Code and more for the QUB Development Weeks event 'High Performance Python'


Getting Started:

  1. Check if Anaconda is installed - this isn't essential in general for using Python, as there is other ways to set up and use Python, but to avoid runing into versioning problems between different Python / library distributions I'm standardising this course with conda environments.

This means you'll be installing the same version of Python as I'm using as I give this course, as well as the same versions of the same external packages that I use - in a temporary virtual environment that won't mess up any other Python installs you have.

To check if anaconda is installed properly, open a terminal (Windows - search Command Prompt or git-bash, MacOS - search terminal, linux - you know how)

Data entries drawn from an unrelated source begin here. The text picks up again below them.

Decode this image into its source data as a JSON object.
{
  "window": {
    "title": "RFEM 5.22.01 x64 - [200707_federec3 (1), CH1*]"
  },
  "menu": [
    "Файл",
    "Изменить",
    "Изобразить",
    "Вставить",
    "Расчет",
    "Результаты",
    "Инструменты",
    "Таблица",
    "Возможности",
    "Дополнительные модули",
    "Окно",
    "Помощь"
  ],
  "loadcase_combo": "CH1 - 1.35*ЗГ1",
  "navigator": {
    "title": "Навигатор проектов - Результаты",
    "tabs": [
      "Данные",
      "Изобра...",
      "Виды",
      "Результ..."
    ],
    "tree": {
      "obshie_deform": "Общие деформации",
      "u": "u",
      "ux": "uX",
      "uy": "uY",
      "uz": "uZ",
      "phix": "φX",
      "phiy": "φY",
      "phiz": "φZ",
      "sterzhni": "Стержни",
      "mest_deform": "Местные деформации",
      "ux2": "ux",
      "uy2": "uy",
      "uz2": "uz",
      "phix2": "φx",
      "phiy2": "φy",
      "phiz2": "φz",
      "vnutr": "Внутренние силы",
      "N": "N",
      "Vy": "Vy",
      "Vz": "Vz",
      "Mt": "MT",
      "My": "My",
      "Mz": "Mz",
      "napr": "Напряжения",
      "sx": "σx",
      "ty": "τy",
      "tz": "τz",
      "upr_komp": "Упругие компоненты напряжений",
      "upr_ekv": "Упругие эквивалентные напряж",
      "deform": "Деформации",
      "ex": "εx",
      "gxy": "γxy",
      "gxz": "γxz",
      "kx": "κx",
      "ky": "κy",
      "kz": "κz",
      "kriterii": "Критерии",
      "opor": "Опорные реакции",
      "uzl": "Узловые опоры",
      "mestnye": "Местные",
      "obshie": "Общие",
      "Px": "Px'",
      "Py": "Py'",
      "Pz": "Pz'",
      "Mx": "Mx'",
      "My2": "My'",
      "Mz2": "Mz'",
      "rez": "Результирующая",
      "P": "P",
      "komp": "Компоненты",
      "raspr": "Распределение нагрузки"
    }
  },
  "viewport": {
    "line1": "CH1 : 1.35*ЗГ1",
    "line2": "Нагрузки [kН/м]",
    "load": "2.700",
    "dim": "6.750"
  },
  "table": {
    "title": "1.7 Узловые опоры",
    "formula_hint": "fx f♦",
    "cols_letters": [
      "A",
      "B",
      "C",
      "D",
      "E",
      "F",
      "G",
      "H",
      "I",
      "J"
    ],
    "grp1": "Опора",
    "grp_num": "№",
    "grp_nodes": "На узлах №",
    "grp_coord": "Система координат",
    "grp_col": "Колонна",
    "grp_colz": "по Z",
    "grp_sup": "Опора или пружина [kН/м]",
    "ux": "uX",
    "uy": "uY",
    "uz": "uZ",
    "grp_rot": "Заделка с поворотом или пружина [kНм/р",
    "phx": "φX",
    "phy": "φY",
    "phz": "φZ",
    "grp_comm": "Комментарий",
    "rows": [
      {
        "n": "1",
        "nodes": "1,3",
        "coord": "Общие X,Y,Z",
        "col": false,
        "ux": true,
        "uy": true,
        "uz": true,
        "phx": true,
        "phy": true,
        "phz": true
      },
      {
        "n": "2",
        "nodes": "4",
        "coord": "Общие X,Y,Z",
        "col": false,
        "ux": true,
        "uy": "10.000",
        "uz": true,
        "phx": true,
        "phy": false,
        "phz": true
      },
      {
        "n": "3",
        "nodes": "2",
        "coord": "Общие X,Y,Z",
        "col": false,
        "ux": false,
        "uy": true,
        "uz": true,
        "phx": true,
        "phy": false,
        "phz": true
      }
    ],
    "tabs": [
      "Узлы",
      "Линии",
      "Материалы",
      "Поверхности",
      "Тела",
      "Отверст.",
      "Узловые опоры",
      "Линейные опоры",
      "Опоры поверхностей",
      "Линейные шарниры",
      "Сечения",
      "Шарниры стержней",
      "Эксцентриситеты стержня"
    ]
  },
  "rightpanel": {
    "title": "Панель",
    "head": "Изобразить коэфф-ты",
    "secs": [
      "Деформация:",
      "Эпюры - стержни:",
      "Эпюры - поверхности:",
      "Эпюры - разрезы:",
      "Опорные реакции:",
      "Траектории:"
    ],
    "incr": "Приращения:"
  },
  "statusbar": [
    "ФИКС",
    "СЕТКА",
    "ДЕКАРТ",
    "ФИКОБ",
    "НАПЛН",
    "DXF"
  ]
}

In the terminal run "conda list". If you get a list of packages, or even anything other than "no command found" or similar - you're all good!

Close the terminal now.

  1. If not already installed, download and install Anaconda

  2. At this point I'll assume I've shown you how to download / clone this repository (or you already knew how and did it yourself). Open a terminal in this directory (where this repository is):

Windows - in file manager, navigate to this repo, right click anywhere and click 'command prompt here'

MacOS - in Finder, navigate to this repo, then (top left of screen) click 'Finder'->Services->'new Terminal at Folder'

Linux - cd to this repo

and run "conda create --name qubcourse --file conda_package_list.txt python=3.7.5", which will create a new virtual environment, with a specific version of Python, and will install the same versions of the same packages I had installed when I made this course.

This will take a while, so I'll probably have started going through the earlier parts of the course during these downloading and installing.

  1. In your terminal, run "conda activate qubcourse". This tells it to use the virtual environment we made a minute ago. When we're done, we can run "conda deactivate" to go back to the way things were before.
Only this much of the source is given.